The TAS Partnership has questioned some aspects of the National Bus Strategy for England, which was published on 15 March. They include how ‘open door’ home-to-school services fit within it and whether some local transport authorities (LTAs) will be able to deliver a Bus Service Improvement Plan (BSIP) by the October deadline laid down in the document.
Despite its concerns, TAS has otherwise welcomed the Strategy and the new funding for buses in England that it will bring. The consultancy has also commended enhanced partnership working’s placement above franchising as part of the mechanism to improve services, although it queries why other, less bureaucratic forms of partnership are not included.
‘Overly ambitious’ parts of National Bus Strategy?
TAS has also welcomed the government’s commitment to helping LTAs to grow their resources and to increase their knowledge of buses through the creation of a Bus Centre of Excellence. But it notes that production of BSIPs by October “may prove to be an overly ambitious goal” in those areas where some stakeholder relationships “are less developed.”
TAS adds that some of the Strategy’s content “may reflect a somewhat over-optimistic assessment of what is possible given external barriers.” That is particularly the case where networks are operated mainly on a commercial footing due to the availability of little public money to support them.
“Operation within an Enhanced Partnership will require LTAs to provide more financial support than hitherto. Prudence will ensure that they too will need to adopt a quasi-commercial approach to network development to safeguard their investment,” the consultancy says.
Simple networks and flat fares aspiration raises some concerns
TAS has aired concerns about policy surrounding simplified networks and flat fares. While it advocates a simple approach, the consultancy says that steps towards flat fare areas “should be taken with caution, as often a distance-based fare is the most appropriate approach.”
TAS believes that the transition to a flat fare system risks pricing short distance users off buses and causing longer-distance passengers to cease covering their costs.
On simplified networks, the consultancy acknowledges that one high-frequency route along a corridor rather than many lower-frequency services “has helped to grow ridership in the past.”
But it states that delivering that concept can be difficult without creating over-bussing at the outer reaches.
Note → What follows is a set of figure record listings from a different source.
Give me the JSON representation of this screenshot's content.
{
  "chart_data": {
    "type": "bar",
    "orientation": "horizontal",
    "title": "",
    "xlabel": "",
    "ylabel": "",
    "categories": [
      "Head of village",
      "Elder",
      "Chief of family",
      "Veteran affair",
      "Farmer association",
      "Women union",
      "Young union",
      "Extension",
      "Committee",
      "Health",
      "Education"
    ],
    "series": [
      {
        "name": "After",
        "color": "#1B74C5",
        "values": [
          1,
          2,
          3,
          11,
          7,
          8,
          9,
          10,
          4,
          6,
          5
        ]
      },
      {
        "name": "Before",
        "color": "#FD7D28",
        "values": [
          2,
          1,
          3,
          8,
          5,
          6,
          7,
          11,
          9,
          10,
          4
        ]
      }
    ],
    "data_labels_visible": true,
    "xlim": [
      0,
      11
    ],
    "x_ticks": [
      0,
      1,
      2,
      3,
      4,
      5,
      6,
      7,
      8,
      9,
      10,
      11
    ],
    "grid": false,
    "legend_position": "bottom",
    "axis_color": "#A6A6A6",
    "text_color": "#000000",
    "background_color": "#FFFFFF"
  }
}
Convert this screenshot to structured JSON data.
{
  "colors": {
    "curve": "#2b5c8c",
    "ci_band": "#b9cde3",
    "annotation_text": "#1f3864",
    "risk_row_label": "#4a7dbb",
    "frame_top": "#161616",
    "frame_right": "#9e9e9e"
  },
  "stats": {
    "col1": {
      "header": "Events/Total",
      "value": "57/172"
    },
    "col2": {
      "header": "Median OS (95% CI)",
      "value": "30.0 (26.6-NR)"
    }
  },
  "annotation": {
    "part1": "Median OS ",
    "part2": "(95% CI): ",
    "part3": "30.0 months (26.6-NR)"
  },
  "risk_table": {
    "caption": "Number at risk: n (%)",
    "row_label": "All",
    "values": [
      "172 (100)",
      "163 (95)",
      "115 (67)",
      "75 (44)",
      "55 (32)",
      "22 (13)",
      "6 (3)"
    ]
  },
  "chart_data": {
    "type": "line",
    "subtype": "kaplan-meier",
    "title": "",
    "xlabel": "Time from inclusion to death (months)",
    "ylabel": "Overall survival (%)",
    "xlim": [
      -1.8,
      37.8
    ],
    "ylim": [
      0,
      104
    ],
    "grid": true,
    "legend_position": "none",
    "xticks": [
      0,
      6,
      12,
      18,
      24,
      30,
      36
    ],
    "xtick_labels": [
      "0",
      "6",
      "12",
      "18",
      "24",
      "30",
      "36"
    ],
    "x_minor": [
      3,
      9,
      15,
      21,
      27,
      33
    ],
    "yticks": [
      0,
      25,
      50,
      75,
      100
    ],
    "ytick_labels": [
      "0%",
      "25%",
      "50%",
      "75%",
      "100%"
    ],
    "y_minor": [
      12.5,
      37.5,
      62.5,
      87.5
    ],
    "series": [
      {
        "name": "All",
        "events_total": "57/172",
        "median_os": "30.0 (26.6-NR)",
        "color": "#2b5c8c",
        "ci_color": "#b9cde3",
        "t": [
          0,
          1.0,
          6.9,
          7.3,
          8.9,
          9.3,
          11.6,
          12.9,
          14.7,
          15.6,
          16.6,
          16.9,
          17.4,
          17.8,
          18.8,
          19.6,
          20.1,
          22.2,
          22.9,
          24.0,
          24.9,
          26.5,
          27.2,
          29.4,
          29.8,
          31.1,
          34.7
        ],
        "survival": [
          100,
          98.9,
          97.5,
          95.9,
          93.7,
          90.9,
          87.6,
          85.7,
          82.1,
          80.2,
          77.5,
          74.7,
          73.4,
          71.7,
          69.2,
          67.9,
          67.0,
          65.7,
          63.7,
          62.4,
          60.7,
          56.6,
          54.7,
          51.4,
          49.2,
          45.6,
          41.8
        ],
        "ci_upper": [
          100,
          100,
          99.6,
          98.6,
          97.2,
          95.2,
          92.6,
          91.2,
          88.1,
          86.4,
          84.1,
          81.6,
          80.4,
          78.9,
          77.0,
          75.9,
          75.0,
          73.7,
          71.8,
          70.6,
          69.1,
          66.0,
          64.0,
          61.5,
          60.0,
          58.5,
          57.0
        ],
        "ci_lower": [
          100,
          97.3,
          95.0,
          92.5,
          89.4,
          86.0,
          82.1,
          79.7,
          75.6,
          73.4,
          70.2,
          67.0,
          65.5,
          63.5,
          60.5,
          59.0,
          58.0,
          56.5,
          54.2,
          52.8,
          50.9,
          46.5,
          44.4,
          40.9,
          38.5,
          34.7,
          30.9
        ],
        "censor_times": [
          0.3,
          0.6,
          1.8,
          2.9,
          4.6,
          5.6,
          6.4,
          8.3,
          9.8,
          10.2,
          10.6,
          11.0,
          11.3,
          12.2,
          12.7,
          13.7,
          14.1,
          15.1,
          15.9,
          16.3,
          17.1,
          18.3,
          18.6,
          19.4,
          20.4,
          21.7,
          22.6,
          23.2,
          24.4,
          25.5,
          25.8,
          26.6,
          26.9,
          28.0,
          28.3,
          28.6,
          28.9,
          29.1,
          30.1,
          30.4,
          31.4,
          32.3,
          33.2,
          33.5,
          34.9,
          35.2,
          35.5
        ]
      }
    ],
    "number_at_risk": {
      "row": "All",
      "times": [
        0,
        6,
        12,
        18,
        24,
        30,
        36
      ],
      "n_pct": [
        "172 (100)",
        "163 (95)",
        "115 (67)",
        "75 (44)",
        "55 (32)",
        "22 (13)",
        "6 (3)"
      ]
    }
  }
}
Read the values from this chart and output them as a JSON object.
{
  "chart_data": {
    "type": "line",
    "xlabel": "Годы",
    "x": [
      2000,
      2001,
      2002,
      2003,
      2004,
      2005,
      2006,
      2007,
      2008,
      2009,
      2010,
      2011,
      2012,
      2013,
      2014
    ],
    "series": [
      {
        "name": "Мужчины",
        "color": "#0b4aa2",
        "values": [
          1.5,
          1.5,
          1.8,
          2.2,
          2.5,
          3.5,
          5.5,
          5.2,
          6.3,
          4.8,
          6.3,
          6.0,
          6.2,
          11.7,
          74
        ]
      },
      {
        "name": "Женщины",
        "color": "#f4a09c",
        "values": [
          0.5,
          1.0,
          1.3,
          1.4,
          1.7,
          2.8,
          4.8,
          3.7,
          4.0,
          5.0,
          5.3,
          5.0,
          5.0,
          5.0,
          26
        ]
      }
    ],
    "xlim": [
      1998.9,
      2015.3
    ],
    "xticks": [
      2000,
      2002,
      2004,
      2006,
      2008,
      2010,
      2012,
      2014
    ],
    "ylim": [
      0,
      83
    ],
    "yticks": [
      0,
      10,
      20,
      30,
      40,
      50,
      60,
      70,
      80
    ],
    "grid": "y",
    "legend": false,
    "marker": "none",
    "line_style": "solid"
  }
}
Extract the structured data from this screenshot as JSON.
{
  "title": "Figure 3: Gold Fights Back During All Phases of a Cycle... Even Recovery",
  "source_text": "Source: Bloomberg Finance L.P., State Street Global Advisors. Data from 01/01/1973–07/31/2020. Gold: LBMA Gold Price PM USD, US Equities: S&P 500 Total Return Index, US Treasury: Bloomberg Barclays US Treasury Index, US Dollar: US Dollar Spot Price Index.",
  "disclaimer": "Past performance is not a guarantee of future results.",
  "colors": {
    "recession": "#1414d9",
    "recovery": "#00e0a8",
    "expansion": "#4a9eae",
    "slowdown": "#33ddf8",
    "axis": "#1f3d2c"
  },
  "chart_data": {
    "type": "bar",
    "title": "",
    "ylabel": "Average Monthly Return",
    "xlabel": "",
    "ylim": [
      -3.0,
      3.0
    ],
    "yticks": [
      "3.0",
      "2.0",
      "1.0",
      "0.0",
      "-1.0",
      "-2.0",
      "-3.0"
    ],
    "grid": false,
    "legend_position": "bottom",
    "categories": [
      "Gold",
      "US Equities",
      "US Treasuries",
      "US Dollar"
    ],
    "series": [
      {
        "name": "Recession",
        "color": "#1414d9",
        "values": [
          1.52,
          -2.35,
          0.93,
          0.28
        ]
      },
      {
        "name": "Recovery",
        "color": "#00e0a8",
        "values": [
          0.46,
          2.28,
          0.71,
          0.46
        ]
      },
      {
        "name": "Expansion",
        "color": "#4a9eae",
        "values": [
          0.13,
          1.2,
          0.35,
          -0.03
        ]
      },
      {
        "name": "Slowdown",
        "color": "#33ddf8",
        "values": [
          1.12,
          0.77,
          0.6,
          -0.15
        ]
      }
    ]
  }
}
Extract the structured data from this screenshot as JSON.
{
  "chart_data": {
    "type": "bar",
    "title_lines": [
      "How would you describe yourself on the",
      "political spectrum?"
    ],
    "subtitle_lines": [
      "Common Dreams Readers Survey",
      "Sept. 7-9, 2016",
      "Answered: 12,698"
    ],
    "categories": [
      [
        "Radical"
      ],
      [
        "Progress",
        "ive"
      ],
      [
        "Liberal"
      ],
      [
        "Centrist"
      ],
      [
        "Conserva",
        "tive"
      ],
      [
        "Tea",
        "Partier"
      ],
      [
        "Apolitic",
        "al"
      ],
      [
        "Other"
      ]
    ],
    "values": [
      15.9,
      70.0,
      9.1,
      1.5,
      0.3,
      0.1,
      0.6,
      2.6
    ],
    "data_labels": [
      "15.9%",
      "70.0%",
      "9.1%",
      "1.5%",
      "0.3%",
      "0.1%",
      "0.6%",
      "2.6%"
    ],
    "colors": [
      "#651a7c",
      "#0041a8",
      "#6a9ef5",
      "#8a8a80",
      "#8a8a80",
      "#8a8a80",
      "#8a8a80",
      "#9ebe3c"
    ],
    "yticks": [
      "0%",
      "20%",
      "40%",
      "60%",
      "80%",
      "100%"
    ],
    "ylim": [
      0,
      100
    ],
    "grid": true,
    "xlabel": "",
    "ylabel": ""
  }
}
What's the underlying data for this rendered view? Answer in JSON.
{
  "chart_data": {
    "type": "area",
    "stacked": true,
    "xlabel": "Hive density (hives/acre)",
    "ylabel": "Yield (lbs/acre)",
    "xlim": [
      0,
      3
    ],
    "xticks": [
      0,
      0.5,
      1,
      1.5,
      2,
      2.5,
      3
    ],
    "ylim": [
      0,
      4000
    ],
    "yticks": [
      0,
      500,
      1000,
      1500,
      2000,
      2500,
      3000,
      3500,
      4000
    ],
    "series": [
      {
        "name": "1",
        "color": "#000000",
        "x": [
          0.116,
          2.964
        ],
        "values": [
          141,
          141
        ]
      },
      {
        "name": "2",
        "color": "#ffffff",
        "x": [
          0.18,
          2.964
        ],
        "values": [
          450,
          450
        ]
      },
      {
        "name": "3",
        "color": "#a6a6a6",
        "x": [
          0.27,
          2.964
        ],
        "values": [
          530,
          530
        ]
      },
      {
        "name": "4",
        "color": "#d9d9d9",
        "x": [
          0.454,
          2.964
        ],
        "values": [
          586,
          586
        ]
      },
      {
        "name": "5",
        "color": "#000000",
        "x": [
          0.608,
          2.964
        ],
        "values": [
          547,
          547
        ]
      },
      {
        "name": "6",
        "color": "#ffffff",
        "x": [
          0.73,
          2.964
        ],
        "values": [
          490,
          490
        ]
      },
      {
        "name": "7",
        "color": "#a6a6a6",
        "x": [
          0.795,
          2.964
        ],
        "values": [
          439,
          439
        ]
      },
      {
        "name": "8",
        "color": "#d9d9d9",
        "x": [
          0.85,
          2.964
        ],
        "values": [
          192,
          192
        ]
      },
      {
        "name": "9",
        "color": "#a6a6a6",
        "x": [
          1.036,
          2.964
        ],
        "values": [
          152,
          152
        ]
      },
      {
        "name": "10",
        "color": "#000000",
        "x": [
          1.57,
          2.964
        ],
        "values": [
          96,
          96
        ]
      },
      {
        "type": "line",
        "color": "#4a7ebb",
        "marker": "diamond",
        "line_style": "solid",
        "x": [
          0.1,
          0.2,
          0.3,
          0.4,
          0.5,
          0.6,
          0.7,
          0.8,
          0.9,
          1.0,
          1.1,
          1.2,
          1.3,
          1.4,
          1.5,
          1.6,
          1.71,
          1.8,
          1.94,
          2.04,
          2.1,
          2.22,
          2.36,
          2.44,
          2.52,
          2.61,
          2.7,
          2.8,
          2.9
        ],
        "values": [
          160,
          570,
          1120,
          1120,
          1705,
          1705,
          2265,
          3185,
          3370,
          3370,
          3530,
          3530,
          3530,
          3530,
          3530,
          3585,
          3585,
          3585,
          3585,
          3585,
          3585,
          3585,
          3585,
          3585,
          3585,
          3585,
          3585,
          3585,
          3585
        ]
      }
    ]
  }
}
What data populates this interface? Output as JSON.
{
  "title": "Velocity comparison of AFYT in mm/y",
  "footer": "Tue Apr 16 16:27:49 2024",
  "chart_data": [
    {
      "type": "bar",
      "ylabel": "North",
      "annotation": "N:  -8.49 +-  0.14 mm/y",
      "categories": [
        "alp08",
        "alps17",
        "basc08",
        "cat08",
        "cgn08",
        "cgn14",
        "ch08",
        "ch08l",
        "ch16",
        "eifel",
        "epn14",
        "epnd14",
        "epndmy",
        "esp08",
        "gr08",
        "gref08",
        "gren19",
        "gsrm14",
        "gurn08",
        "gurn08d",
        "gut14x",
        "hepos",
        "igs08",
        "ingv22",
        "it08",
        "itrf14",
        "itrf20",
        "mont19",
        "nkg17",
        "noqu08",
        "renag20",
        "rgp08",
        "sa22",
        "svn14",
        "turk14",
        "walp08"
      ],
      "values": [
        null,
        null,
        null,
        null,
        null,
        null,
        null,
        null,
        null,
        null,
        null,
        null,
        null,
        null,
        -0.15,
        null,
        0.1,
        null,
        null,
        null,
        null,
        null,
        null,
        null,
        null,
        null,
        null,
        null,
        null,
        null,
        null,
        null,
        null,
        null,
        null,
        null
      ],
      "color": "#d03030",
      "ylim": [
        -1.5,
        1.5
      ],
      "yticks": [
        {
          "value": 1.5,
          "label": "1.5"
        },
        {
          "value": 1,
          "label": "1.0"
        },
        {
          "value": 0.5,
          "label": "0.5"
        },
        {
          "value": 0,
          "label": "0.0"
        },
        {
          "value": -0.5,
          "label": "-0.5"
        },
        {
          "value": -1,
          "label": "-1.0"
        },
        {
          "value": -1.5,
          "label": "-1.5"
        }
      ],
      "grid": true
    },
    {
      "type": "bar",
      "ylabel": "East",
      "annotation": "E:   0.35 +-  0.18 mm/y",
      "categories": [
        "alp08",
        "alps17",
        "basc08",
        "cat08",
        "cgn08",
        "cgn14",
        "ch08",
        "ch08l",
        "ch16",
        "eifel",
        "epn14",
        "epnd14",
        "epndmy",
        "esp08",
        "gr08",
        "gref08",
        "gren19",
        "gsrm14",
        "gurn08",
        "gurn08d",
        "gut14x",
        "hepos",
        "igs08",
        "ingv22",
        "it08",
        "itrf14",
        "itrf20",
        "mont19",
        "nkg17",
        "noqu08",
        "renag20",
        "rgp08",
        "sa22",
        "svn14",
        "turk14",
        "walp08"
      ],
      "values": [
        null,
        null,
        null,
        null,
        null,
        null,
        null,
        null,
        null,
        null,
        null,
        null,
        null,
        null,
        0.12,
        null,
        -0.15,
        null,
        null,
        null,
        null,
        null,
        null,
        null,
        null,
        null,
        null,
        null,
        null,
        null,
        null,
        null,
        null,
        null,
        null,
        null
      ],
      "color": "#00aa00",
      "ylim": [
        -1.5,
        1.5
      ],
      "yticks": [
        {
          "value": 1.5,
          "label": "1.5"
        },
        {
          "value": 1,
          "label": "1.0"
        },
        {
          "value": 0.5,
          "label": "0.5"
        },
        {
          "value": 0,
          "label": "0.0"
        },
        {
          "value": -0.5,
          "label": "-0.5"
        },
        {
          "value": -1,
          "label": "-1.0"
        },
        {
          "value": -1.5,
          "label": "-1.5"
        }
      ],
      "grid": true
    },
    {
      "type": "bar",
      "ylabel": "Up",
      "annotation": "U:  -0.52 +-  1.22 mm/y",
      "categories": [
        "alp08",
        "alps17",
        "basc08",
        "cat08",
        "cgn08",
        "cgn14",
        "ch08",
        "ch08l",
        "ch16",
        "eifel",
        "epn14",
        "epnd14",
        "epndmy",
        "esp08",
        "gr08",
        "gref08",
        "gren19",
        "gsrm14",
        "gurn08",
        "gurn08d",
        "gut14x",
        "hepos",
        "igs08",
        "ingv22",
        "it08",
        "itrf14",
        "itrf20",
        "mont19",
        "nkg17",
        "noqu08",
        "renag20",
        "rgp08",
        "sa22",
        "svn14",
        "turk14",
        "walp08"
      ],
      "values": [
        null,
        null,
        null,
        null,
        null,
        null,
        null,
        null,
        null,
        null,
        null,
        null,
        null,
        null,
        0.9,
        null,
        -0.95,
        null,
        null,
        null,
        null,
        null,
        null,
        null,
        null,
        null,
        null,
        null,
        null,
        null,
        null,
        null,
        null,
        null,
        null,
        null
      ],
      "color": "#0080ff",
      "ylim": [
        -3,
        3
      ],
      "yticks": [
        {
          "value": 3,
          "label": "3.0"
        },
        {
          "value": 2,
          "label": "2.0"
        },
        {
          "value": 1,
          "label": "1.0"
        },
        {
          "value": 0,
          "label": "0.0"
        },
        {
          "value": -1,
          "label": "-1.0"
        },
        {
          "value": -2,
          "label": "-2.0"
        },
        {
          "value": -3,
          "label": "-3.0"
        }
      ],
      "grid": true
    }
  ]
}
“Many urban operators already successfully provide high-frequency corridors from a combination of less-frequent services. That creates the best of both worlds as outlying areas get a reasonable service without over-provision,” says TAS. It notes that ‘feeder’ services that connect with trunk routes are not popular as customers dislike being forced to change.
TAS has also urged caution around a focus on app-based DRT in rural areas. Rural Mobility Fund recently awarded £19.4m to 17 LTAs for such provision. TAS acknowledges that DRT services “do play their part,” but it says that other options should not be forgotten in a bit to improve public transport in less populated areas.
Home-to-school services and CT work require clarity
Services provided by community transport organisations play a role in the provision of services that are not commercially viable, says TAS, but it notes that the Strategy makes scant mention of them.
For ‘open-door’ home-to-school services, the consultancy says that a clear position on how they fit within the government’s blueprint for the sector’s future must be delivered “as a priority.” It adds that home-to-school routes “not only act as a shop window to children and young people, but also allow provision of marginal public services through shared resources.”
TAS has previously been involved in the development of Enhanced Partnership guidance for the Department for Transport. It is available to help LTAs meet their obligations through the National Bus Strategy for England.